Haben Sie meine Artikelserie bislang verfolgt, dann steht Ihr Strategiehaus beinahe schon sicher auf all seinen Säulen – und bei Ihnen im Institut steht bereits alles in den Startlöchern: Die Mitarbeiter sind ausgebildet sowie organisiert und sie wissen, mit welchem Produktangebot sie welchen Kundenstamm angehen können. Doch wie kommt überhaupt der Erstkontakt zustande? Über welche Kanäle und Vertriebswege können die Zielkunden akquiriert werden? Sind diese Fragen nicht geklärt, läuft all die Vorarbeit, die wir bereits geleistet haben, ins Leere.
Was beinhaltet ein effektives Vertriebskonzept – und was nicht?
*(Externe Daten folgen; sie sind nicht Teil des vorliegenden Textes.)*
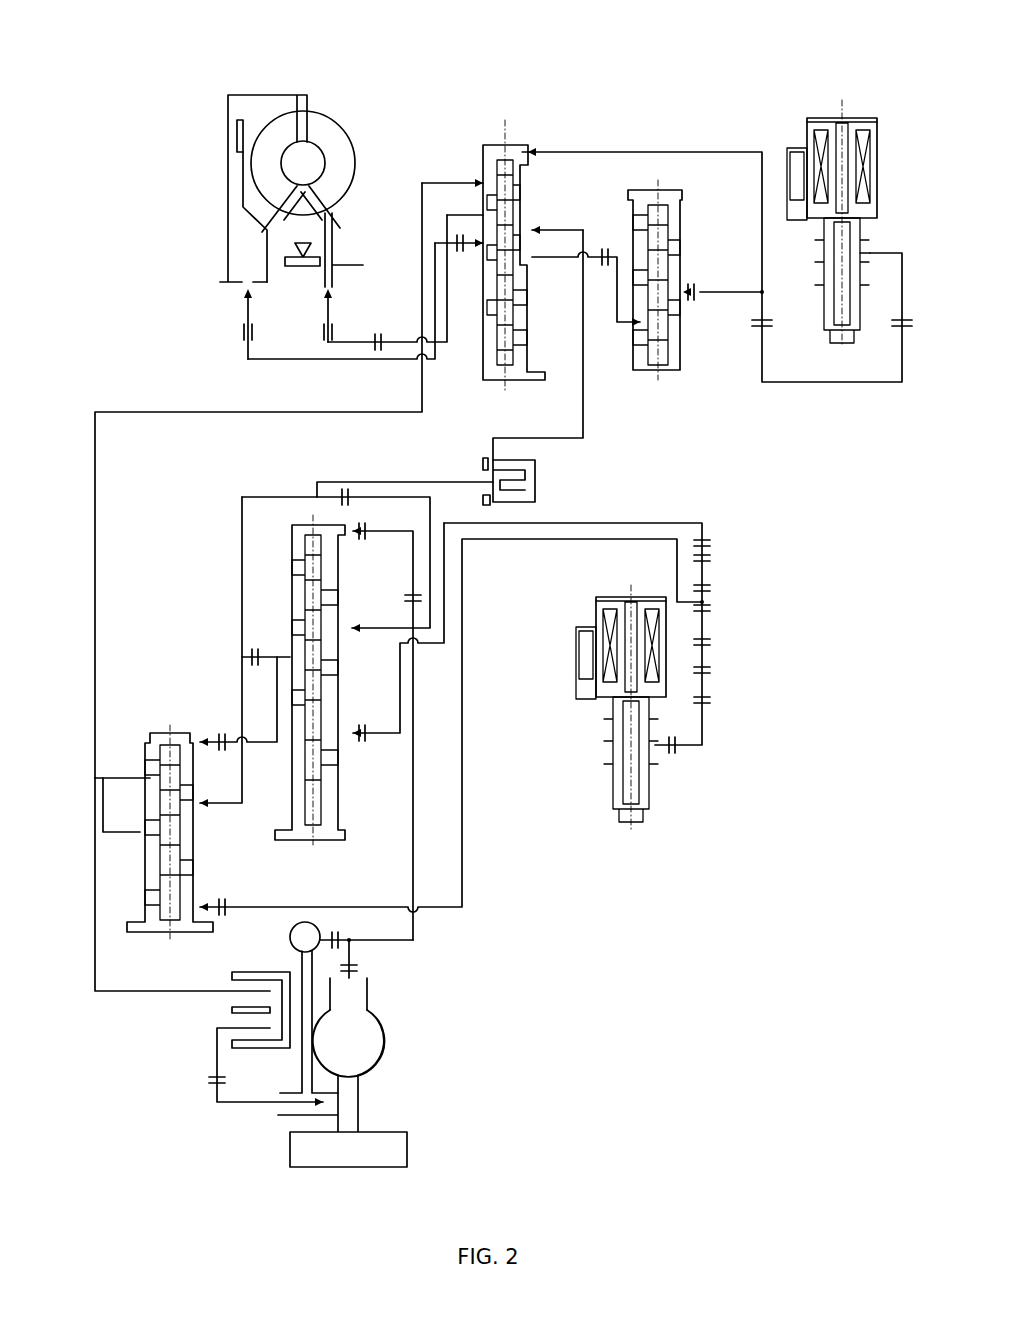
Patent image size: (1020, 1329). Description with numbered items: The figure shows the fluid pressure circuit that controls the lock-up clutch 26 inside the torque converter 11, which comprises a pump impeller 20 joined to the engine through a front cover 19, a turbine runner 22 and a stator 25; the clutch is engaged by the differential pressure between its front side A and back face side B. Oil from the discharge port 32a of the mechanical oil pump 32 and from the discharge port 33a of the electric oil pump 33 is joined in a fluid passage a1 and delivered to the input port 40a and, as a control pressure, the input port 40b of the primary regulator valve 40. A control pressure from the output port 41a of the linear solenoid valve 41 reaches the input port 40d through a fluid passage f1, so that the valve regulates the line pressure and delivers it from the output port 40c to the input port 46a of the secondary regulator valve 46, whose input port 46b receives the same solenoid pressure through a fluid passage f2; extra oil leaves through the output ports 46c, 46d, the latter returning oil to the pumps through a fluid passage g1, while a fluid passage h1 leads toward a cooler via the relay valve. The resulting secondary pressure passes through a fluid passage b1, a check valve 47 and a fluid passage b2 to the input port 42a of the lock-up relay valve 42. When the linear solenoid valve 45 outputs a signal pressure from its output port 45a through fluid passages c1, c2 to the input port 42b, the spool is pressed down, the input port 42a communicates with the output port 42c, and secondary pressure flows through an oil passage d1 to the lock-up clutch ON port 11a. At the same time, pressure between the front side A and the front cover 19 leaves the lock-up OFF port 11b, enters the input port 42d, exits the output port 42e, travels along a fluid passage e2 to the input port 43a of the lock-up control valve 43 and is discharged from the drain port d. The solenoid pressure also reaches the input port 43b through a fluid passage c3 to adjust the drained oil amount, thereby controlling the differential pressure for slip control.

The torque converter 11 is at (267, 183).
The front cover 19 is at (228, 162).
The pump impeller 20 is at (338, 134).
The turbine runner 22 is at (276, 120).
The stator 25 is at (305, 210).
The lock-up clutch 26 is at (228, 132).
The front side of the clutch plate A is at (236, 185).
The back face side of the clutch plate B is at (252, 217).
The lock-up clutch ON port 11a is at (325, 293).
The lock-up OFF port 11b is at (250, 300).
The mechanical oil pump 32 is at (390, 1040).
The discharge port 32a is at (362, 978).
The electric oil pump 33 is at (288, 937).
The discharge port 33a is at (335, 940).
The primary regulator valve 40 is at (290, 582).
The input port 40a is at (340, 632).
The input port 40b is at (347, 536).
The output port 40c is at (290, 655).
The input port 40d is at (344, 740).
The linear solenoid valve 41 is at (622, 590).
The output port 41a is at (660, 750).
The lock-up relay valve 42 is at (507, 135).
The input port 42a is at (525, 230).
The input port 42b is at (530, 150).
The output port 42c is at (480, 216).
The input port 42d is at (481, 250).
The output port 42e is at (526, 260).
The lock-up control valve 43 is at (665, 186).
The input port 43a is at (636, 326).
The input port 43b is at (688, 285).
The linear solenoid valve 45 is at (850, 107).
The output port 45a is at (887, 222).
The secondary regulator valve 46 is at (163, 730).
The input port 46a is at (196, 810).
The input port 46b is at (200, 905).
The output port 46c is at (143, 832).
The output port 46d is at (145, 778).
The check valve 47 is at (540, 478).
The fluid passage a1 is at (334, 360).
The fluid passage b1 is at (418, 482).
The fluid passage b2 is at (584, 395).
The fluid passage c1 is at (810, 383).
The fluid passage c2 is at (724, 150).
The fluid passage c3 is at (737, 290).
The drain port d is at (645, 312).
The oil passage d1 is at (402, 340).
The fluid passage e2 is at (596, 255).
The fluid passage f1 is at (690, 522).
The fluid passage f2 is at (510, 540).
The fluid passage g1 is at (92, 910).
The fluid passage h1 is at (97, 565).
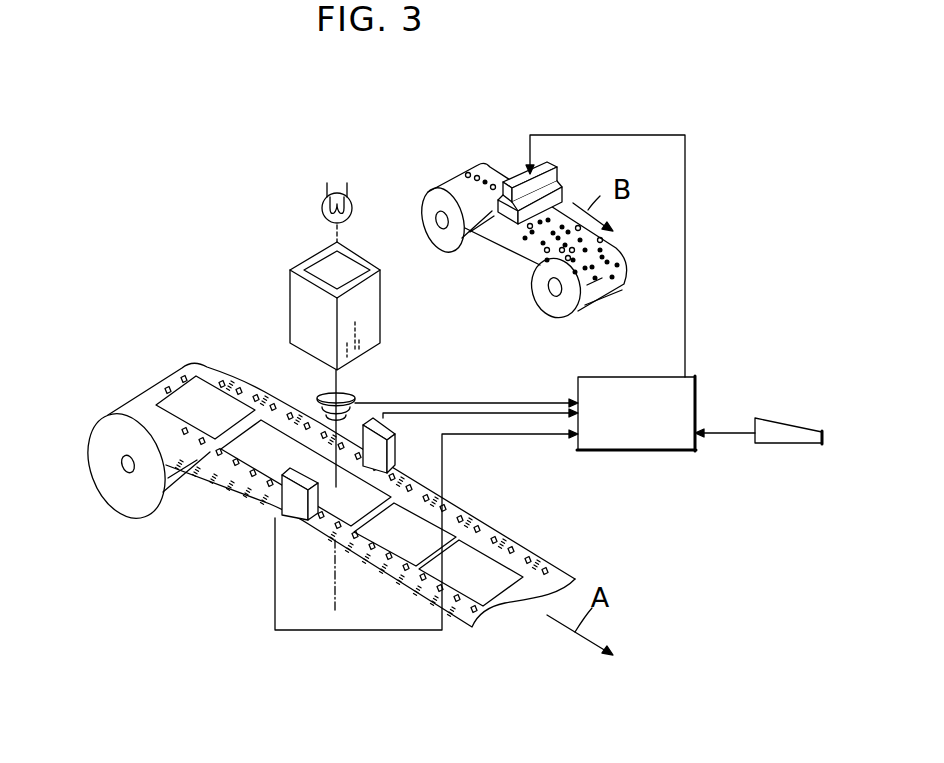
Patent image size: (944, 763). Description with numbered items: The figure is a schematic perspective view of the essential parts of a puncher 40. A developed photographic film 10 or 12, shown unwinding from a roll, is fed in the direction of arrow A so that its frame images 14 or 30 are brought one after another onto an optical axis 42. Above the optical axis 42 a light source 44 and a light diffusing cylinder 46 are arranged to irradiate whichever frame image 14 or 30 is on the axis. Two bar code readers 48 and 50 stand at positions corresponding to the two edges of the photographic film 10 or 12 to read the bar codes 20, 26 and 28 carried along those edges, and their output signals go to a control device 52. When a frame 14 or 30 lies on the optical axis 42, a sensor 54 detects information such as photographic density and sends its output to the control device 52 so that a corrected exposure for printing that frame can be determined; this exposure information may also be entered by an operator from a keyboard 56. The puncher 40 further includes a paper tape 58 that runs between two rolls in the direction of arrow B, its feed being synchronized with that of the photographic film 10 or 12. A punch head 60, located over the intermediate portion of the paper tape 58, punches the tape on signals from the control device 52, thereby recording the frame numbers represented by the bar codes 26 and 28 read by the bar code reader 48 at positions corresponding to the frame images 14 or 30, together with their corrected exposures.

The photographic film 10 is at (354, 495).
The photographic film 12 is at (500, 512).
The frame images 14 is at (339, 457).
The bar code 20 is at (229, 493).
The bar codes 26 is at (462, 508).
The bar codes 28 is at (508, 532).
The frame images 30 is at (203, 408).
The puncher 40 is at (400, 238).
The optical axis 42 is at (337, 563).
The light source 44 is at (321, 210).
The light diffusing cylinder 46 is at (303, 298).
The bar code reader 48 is at (296, 507).
The bar code reader 50 is at (396, 447).
The control device 52 is at (641, 440).
The sensor 54 is at (341, 396).
The keyboard 56 is at (788, 444).
The paper tape 58 is at (518, 247).
The punch head 60 is at (552, 175).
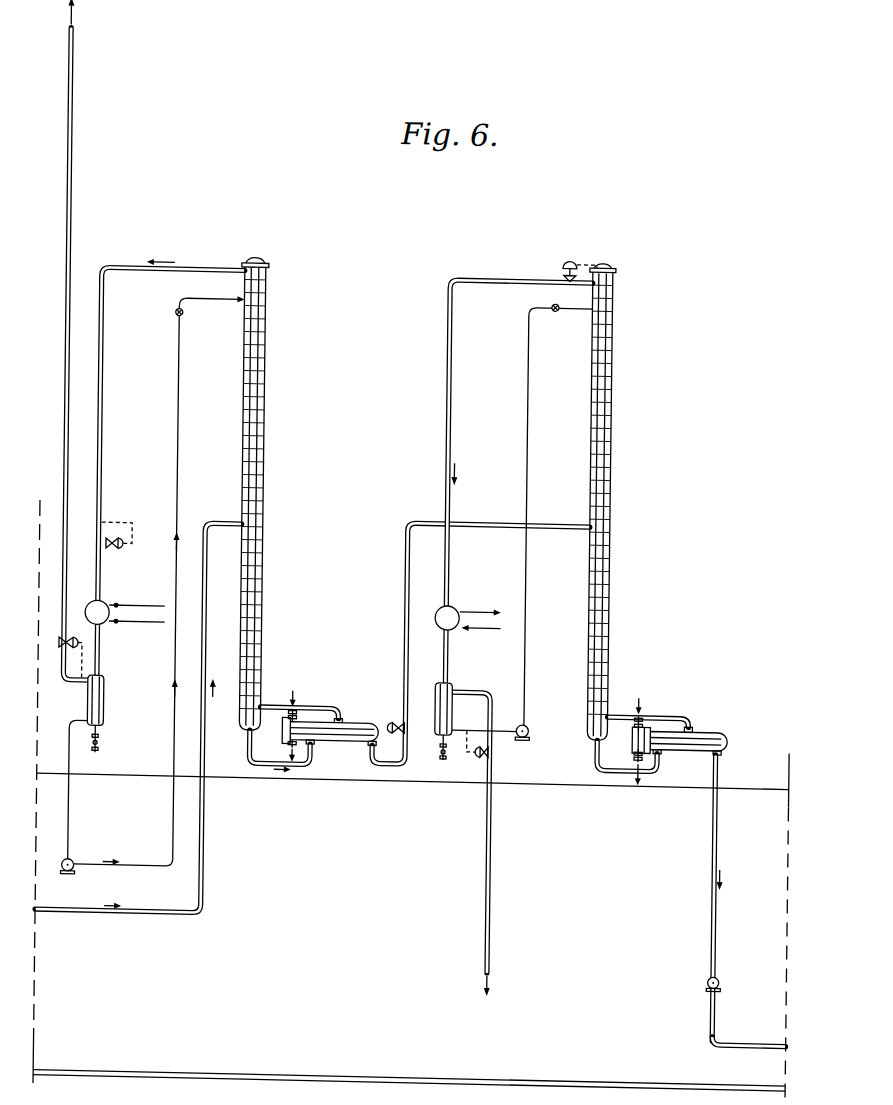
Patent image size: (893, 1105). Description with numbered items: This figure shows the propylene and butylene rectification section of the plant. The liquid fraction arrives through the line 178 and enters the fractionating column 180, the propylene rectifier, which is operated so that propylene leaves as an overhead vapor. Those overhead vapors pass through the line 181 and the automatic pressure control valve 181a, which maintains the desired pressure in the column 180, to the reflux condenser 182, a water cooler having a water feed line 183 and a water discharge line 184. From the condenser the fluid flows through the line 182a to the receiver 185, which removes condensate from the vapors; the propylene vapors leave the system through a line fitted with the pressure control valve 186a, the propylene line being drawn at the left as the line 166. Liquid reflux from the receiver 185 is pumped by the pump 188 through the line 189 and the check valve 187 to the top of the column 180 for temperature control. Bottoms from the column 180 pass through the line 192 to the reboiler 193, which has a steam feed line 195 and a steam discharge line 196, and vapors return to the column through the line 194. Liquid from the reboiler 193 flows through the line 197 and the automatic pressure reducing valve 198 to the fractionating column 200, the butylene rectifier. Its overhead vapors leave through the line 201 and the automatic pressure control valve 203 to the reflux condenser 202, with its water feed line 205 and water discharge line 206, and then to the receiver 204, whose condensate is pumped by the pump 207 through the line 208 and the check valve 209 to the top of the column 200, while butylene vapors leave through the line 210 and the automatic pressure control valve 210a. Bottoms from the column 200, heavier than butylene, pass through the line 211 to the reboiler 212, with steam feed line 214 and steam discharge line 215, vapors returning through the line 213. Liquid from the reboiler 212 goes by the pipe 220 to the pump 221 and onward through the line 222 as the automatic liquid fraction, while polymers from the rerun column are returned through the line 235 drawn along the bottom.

The propylene line 166 is at (66, 416).
The line 178 is at (163, 920).
The fractionating column 180 is at (262, 504).
The line 181 is at (211, 272).
The automatic pressure control valve 181a is at (118, 546).
The reflux condenser 182 is at (100, 608).
The line 182a is at (100, 676).
The water feed line 183 is at (118, 610).
The water discharge line 184 is at (119, 630).
The receiver 185 is at (104, 730).
The pressure control valve 186a is at (72, 657).
The check valve 187 is at (171, 319).
The pump 188 is at (69, 880).
The line 189 is at (176, 406).
The line 192 is at (257, 776).
The reboiler 193 is at (357, 732).
The line 194 is at (341, 712).
The steam feed line 195 is at (295, 718).
The steam discharge line 196 is at (289, 752).
The line 197 is at (404, 611).
The automatic pressure reducing valve 198 is at (400, 736).
The fractionating column 200 is at (608, 508).
The line 201 is at (508, 282).
The reflux condenser 202 is at (451, 608).
The automatic pressure control valve 203 is at (564, 259).
The receiver 204 is at (454, 714).
The water feed line 205 is at (489, 631).
The water discharge line 206 is at (488, 610).
The pump 207 is at (530, 729).
The line 208 is at (526, 455).
The check valve 209 is at (551, 310).
The line 210 is at (494, 692).
The automatic pressure control valve 210a is at (475, 754).
The line 211 is at (597, 761).
The reboiler 212 is at (690, 746).
The line 213 is at (693, 711).
The steam feed line 214 is at (644, 720).
The steam discharge line 215 is at (636, 754).
The pipe 220 is at (720, 934).
The pump 221 is at (724, 977).
The line 222 is at (719, 1029).
The line 235 is at (452, 1078).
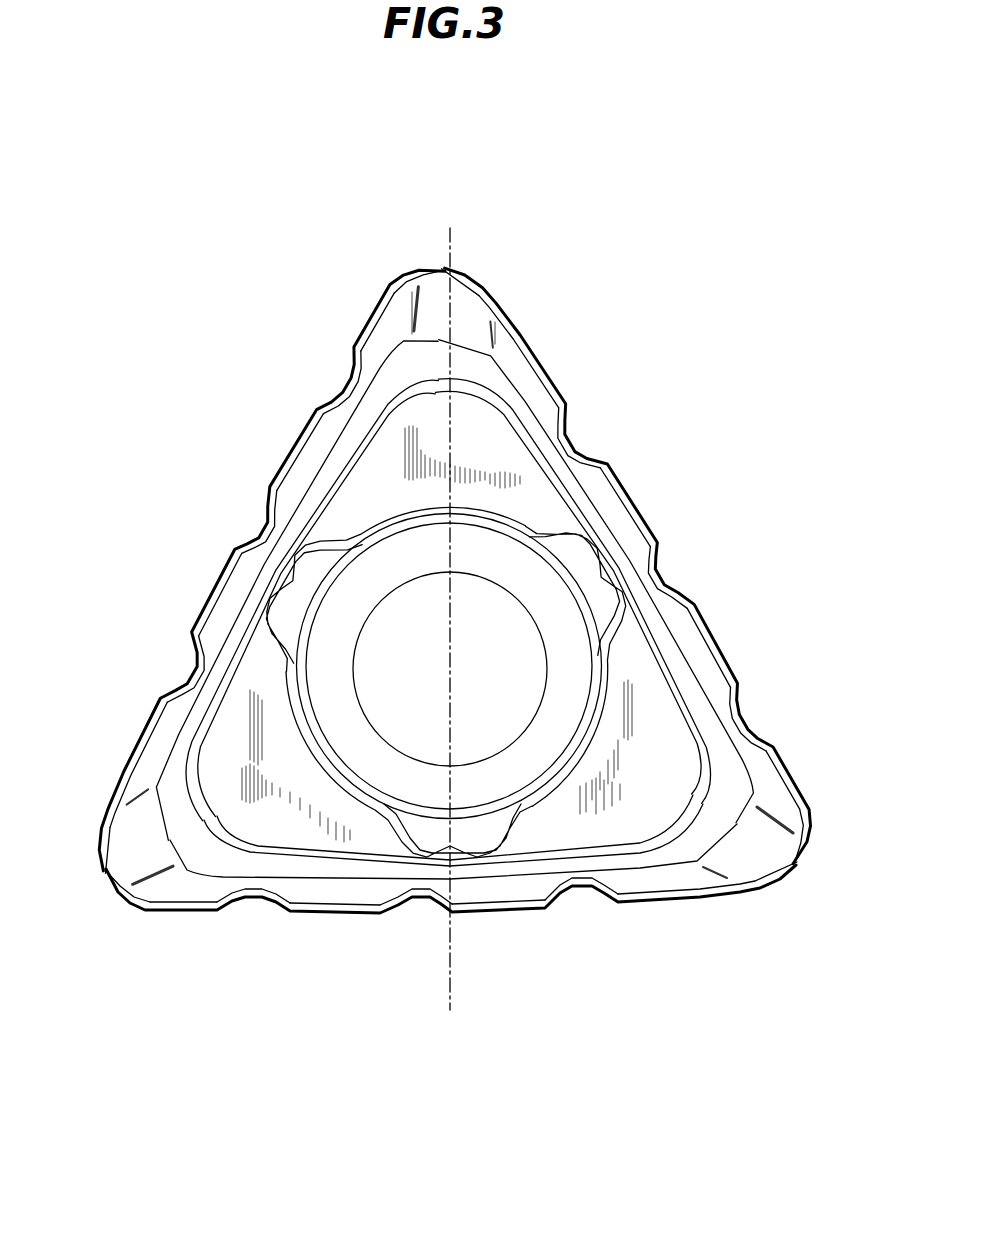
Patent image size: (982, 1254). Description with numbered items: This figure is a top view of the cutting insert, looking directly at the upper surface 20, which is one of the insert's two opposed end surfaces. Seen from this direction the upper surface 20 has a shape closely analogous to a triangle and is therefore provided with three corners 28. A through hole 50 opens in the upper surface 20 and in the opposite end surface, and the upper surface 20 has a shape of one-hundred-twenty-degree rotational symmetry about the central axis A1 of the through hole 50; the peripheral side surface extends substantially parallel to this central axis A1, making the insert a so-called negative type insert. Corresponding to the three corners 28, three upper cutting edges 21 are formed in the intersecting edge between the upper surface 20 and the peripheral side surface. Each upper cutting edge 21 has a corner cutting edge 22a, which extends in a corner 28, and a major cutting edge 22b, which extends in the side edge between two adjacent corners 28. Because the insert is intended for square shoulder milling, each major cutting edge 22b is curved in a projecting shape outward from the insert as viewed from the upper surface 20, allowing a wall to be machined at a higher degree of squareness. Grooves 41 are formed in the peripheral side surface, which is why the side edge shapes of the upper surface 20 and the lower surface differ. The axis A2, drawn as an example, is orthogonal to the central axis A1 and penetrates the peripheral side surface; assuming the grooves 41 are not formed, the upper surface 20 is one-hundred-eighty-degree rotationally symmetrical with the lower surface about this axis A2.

The upper surface 20 is at (433, 423).
The upper cutting edge 21 is at (192, 562).
The corner cutting edge 22a is at (446, 575).
The major cutting edge 22b is at (290, 447).
The corner 28 is at (404, 272).
The groove 41 is at (353, 383).
The through hole 50 is at (355, 668).
The central axis A1 is at (450, 668).
The axis A2 is at (443, 636).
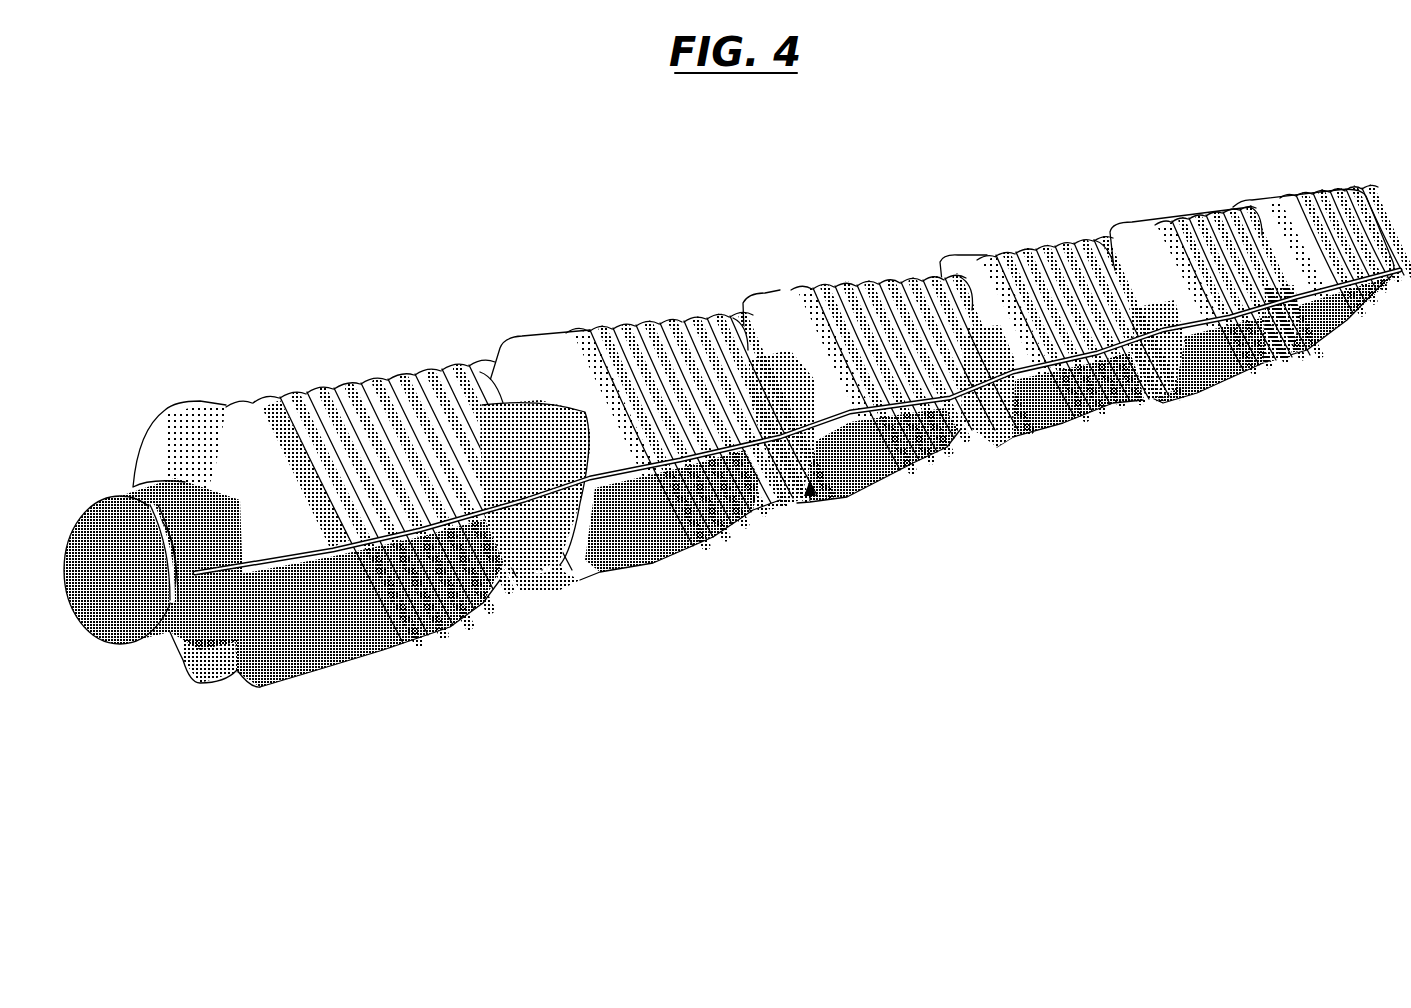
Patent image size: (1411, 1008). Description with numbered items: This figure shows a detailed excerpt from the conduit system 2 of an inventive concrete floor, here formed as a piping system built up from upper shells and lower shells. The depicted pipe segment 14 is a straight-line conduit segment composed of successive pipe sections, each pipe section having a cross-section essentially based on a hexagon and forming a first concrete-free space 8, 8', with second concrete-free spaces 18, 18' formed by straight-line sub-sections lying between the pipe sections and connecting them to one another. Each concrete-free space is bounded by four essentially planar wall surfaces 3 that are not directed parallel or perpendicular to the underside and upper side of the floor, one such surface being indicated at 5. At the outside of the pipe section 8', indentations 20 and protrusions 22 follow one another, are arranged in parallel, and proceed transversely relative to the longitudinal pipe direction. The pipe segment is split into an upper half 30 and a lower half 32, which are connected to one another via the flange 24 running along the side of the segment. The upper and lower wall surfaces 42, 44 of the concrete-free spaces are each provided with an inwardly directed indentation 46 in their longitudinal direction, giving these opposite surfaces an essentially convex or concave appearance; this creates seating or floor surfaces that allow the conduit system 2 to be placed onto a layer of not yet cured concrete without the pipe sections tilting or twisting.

Ein Blick auf unser Strategiehaus zeigt: Wir behandeln in dieser Artikelserie Vertrieb und Marketing voneinander getrennt. Das wirkt vielleicht erst mal konservativ – immerhin leben wir heutzutage in einer ständig vernetzten Welt, in der sich immer wieder neue Potenziale im Digitalen, im Analogen und in der Symbiose aus beiden Bereichen auftun. Vertrieb und Marketing ist daher personell voneinander zu trennen, aber gleichzeitig in bestimmten Bereichen als eine Einheit zu verstehen. Die beiden Bereiche haben also ihre jeweiligen Kern-Aufgaben (weshalb wir das Marketing im kommenden Artikel separat behandeln), arbeiten idealerweise jedoch überall dort eng zusammen, wo Synergien genutzt werden können:
- Das Marketing liefert produktbezogene Informationen und verkaufsunterstützende Ressourcen an den Vertrieb
- Der Vertrieb stellt dem Marketing kundenbezogene Informationen zur Verfügung
Das Marketing kümmert sich um Markenbildung, Reichweite, Eventorganisation und Leadgenerierung. Der Vertrieb verfolgt derweil die vom Marketing generierten Leads, generiert eigene Leads (beispielsweise vor Ort bei Events oder durch Kontakte mit dem bestehenden Kundenstamm) und kümmert sich um den Abschluss und die Betreuung. Beide Bereiche bleiben also getrennt und folgen jeweils eigenen untergeordneten Zielen, ziehen jedoch gemeinsam an einem Strang, wenn es um das Erreichen übergeordneter Ziele geht. Eine gute Kommunikation und Zusammenarbeit innerhalb des Instituts ist in der heutigen Welt ein essenzieller Bestandteil der Arbeit beider Abteilungen.
In diesem Artikel konzentrieren wir uns jedoch in erster Linie auf die wichtigen Fragen der Vertriebsseite: Wie sieht ein effektiver Vertriebswegemix beziehungsweise eine effektive Kanalsteuerung aus? Welche Kontaktfrequenz mit dem Kunden ist sinnvoll? Und wie sehen die speziell für das Private Banking für Unternehmerfamilien (PB-UF) zu legenden Vertriebsbausteine letztendlich aus?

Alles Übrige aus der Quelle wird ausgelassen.